I’m 5’9” in height, however, at that moment, I saw life from the perspective of a really short Barbie doll. At least it felt like that.

To quickly return to the mental health nature of my article, smiling was never my strongest attribute in life. I’m not completely sure why, but from a fairly young age, I needed drugs and/or alcohol to replicate a smile in a public setting. I know there are a lot of people who have, or have had, similar experiences.

Smiling with a mostly toothless scenario in the front part of my mouth would be like trying to make a snowman on your sun-bleached front lawn during a mid-summer heat wave; it just is not going to happen.

Well, that is where the provincial order of the wearing of surgical masks in public reenters the scenario.

As you can imagine, behind the government-mandated surgical mask, I can smile as toothless and big as I desire without much effort.

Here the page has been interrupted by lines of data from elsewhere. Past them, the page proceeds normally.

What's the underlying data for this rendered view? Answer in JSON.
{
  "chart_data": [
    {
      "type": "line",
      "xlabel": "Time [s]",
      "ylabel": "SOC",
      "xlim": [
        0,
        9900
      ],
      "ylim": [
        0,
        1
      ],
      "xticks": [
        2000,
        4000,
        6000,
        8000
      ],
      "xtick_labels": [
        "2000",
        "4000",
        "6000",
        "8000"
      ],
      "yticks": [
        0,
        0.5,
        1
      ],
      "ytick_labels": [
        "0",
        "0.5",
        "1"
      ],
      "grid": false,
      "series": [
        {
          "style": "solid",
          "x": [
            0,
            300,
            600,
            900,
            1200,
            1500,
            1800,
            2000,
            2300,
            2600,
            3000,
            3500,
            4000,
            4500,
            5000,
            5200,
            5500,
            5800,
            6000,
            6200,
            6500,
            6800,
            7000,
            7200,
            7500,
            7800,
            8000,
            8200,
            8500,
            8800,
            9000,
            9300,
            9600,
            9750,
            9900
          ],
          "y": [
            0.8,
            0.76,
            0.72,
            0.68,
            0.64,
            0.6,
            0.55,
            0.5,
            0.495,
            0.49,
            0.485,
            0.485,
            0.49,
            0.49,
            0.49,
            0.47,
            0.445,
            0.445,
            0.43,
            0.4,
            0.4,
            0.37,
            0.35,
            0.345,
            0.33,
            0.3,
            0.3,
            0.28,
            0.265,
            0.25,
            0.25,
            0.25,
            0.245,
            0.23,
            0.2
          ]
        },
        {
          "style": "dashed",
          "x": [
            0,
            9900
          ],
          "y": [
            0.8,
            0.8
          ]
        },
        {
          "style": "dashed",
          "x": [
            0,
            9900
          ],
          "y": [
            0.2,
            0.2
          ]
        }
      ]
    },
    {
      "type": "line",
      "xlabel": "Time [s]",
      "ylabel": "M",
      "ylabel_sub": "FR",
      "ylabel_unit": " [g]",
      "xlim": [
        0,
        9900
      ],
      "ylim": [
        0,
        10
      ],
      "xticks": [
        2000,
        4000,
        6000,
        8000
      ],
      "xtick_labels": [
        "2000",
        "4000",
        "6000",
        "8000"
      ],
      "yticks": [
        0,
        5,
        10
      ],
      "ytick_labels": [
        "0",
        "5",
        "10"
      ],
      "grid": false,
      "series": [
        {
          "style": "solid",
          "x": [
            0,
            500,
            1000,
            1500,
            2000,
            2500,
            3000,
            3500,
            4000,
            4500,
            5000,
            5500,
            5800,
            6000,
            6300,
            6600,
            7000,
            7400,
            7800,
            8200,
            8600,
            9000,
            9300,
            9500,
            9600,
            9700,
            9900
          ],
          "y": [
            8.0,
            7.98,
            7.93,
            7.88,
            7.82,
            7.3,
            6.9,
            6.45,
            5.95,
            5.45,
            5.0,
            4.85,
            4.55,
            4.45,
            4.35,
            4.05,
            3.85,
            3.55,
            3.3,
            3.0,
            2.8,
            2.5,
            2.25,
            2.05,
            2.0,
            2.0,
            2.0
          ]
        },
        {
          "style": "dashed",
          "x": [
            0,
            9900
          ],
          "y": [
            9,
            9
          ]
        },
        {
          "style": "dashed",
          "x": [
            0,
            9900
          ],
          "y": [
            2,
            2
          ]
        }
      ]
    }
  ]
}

Current brain-mapping technology is revealing that a sincere smile is a physical manifestation of a healthy mind. Good things are happening with the 86 billion neurons in your excited brain when you smile.

I’m still smiling behind my government-mandated mask and without front teeth. I think, like taking off training-wheels on a child’s bicycle, I’ll be smiling alcohol-free, drug-free and mask-free in the not too far future.

The pandemic has taken us to places we would rather not be, still, sometimes, you just have to laugh at it all. It will not instantaneously make everything better, however, it will point you in the direction of better times ahead. That is a certainty backed by science.

Robert Skender is a Powell River freelance writer and health commentator.